A=Alleen de asbestplaten zijn verwijderd.
V=Volgens de aangifte zijn een week later de asbestplaten verwijderd, die vervolgens
niet werden afgevoerd. Daarna hebben die mensen niets meer van je gehoord. Vertel
eens wat ging er mis?
A= [naam 1] is er nog een keer geweest om te zeggen dat wij die maandag erop zouden komen.
Maar toen was het slecht weer.
(..)
V=Waarom ben je vervolgens op dit telefoonnummer 06- [telefoonnummer 1] niet bereikbaar voor
deze benadeelden?
A=Ik heb geen telefoon gehad.
Feit 3

Proces-verbaal van aangifte met bijlagen door [slachtoffer 5] d.d. 24 december 2015, pagina’s 248 tot en met 263.
(..)
[verdachte] is een oude bekende van mijn vader. Hij deed in september 2015 werkzaamheden voor mijn vader. Zodoende heb ik hem gevraagd schilderwerkzaamheden voor mij te doen. Nadat wij afspraken hadden gemaakt is hij slechts een keer bij mij geweest en heeft de voorzijde van mijn woning geschuurd.
Ik had hem op zijn verzoek een voorschot betaald voor aankoop van materialen. Omdat hij zijn afspraken niet na kwam heb ik hem verzocht het geld aan mij terug te storten. Dit heeft hij niet gedaan. Mijn woning is slechts geschuurd en niet geschilderd.

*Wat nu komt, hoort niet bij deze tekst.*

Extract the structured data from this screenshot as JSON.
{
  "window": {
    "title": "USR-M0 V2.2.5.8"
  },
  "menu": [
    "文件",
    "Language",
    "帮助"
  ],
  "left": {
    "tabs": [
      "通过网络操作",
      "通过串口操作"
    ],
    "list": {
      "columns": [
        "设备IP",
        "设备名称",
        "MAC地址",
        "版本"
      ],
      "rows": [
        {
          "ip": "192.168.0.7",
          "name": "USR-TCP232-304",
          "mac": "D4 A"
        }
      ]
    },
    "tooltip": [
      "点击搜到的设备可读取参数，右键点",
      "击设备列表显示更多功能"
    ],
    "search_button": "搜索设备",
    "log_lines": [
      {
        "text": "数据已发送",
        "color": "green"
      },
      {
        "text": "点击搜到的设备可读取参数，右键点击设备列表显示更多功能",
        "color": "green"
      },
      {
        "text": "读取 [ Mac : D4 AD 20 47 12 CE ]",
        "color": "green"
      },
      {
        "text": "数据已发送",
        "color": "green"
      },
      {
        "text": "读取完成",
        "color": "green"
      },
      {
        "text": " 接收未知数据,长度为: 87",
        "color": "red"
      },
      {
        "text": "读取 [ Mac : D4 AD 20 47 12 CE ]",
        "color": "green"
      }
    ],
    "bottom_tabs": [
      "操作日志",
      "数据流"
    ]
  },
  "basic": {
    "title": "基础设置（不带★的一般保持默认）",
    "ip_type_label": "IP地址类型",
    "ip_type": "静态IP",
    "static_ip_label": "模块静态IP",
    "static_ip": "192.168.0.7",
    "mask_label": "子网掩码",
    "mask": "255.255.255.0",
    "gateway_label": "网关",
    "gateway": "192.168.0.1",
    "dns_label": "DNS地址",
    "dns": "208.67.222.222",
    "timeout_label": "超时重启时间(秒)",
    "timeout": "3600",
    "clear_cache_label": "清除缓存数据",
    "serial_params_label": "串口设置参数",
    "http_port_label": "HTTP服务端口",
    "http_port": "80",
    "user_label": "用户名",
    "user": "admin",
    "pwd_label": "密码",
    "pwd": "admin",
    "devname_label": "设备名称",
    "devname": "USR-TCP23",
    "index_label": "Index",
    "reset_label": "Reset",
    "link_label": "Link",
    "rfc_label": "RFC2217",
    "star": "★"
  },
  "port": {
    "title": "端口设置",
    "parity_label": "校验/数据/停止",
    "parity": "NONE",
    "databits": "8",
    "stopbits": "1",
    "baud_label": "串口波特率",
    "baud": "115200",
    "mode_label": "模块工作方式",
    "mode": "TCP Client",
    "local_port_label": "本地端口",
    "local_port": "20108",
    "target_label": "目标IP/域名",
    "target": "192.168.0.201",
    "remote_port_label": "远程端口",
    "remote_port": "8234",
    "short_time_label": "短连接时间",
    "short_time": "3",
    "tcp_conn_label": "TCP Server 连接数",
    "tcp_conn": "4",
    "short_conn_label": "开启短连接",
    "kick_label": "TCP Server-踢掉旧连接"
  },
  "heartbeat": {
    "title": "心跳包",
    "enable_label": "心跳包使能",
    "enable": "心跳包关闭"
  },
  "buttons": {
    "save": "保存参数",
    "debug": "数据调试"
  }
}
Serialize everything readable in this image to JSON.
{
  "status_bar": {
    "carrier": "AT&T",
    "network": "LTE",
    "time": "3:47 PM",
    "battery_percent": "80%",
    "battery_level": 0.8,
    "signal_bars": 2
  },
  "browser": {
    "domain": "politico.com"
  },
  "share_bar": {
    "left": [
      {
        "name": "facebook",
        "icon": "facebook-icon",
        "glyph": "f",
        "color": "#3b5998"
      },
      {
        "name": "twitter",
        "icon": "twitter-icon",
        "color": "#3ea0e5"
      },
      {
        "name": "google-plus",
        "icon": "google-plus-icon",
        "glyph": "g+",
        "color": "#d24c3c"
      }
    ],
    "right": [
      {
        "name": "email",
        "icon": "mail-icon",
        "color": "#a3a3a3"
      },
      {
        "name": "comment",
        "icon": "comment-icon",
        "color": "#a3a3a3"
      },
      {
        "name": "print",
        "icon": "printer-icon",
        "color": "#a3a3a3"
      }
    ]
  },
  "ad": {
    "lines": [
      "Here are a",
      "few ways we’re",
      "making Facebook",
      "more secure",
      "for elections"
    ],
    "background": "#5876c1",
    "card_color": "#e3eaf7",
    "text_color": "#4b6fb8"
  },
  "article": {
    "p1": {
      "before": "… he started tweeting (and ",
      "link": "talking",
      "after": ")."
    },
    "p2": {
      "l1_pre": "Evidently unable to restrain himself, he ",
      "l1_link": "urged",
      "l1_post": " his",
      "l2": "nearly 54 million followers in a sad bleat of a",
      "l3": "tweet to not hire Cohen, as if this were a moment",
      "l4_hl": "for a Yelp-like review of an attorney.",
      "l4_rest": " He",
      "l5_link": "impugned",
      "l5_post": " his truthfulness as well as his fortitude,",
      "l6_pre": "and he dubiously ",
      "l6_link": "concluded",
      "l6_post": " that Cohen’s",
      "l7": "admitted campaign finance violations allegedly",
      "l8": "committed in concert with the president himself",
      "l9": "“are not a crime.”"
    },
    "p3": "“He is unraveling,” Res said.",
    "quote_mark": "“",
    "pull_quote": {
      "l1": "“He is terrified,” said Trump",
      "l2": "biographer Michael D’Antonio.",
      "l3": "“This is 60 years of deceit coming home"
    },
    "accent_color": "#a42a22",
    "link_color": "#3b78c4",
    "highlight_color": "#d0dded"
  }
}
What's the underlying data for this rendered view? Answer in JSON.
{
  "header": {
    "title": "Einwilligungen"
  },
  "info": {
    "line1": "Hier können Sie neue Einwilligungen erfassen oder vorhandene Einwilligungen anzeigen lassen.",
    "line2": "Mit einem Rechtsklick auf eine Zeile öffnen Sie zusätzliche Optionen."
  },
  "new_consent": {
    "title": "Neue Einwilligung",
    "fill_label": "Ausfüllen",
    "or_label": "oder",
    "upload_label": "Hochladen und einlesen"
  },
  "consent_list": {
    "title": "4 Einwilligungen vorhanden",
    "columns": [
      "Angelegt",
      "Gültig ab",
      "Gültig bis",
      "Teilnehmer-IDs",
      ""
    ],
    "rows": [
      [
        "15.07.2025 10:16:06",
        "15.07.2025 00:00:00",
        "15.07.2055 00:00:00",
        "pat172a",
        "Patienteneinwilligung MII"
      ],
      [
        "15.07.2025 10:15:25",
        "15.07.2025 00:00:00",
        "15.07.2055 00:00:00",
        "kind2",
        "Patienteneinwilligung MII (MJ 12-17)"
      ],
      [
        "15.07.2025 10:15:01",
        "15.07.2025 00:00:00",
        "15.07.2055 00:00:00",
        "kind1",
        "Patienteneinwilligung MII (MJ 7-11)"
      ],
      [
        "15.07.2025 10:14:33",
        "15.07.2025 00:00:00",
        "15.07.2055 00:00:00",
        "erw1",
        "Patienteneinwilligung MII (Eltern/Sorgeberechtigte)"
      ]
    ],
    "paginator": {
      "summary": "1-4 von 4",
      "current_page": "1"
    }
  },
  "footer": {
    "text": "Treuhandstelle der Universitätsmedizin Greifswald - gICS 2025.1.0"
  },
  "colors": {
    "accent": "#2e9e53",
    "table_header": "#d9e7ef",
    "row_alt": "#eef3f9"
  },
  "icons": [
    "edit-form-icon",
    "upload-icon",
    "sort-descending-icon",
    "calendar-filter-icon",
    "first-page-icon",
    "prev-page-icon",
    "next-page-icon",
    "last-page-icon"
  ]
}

Het is inmiddels 2 maanden later en ik heb niets meer van [verdachte] gehoord.
(..)
Ik heb op woensdag 9 september 2015 om 18 uur de heer [verdachte] bij mij thuis
ontvangen. De heer [verdachte] bekeek het houtwerk wat geschilderd moest worden en klom op het dak en zei toen dat mijn dakgoot verrot was en dat het dak kraakte.
Hij stelde voor om nieuw dakleer te leggen, de dakgoot voorzijde te vervangen en de
voor— en achterzijde van mijn woning te schilderen. Ik heb er geen verstand van. Ik vertrouwde deze man. [verdachte] maakte een offerte op en zei dat ik op 900 euro aan kosten moest rekenen. Ik heb deze bon en voeg deze als bijlage toe.
(..)
Ik heb aan de heer [verdachte] later op de avond per whats app bericht gevraagd wat het
zou gaan kosten als ik ook het grote dak van de eerste verdieping door hem zou laten
vernieuwen met dakleer. Daarop antwoordde hij mij dat het 350 euro extra zou kosten.
(..)
Hij vroeg of ik 1.250 euro over wil maken zoals afgesproken. Dit zou een voorschot zijn voor de materiaalkosten. Ik heb op 9 september 2015 het bedrag 1.250 euro overgemaakt op rekeningnummer: [rekeningnummer] . Dit rekeningnummer stond op de offerte bon.
De volgende dag, 10 september 2015 kreeg ik van [verdachte] een whats app bericht
waarin hij mij vroeg of ik toch ook niet het keukendak wilde laten vernieuwen met
dakleer. Dat zou mij nog 250 euro extra kosten. Ik heb gezegd dat ik dit niet wilde.
In de whats app berichten die hij stuurt zegt hij dat bij mij erg tegemoet komst met
de kosten, dat hij veel gratis doet en mij matst.
(..)
Op 13 september 2015 kreeg ik een whats app bericht van [verdachte] waarin bij
schrijft dat as woensdag de materialen worden bezorgd. Hij spreekt in dat bericht af dat hij om 9 uur die woensdag bij mij zal zijn. Ik heb met hem afgesproken dat het de vrijdag erop beter uit kwam. Dit zal vrijdag 18 september zijn geweest. [verdachte] was nog steeds aan het werk bij mijn vader. Ik sprak hem daar af en toe.
Ondertussen heb ik hem voorgesteld om ook het dakleer van mijn keuken te vervangen.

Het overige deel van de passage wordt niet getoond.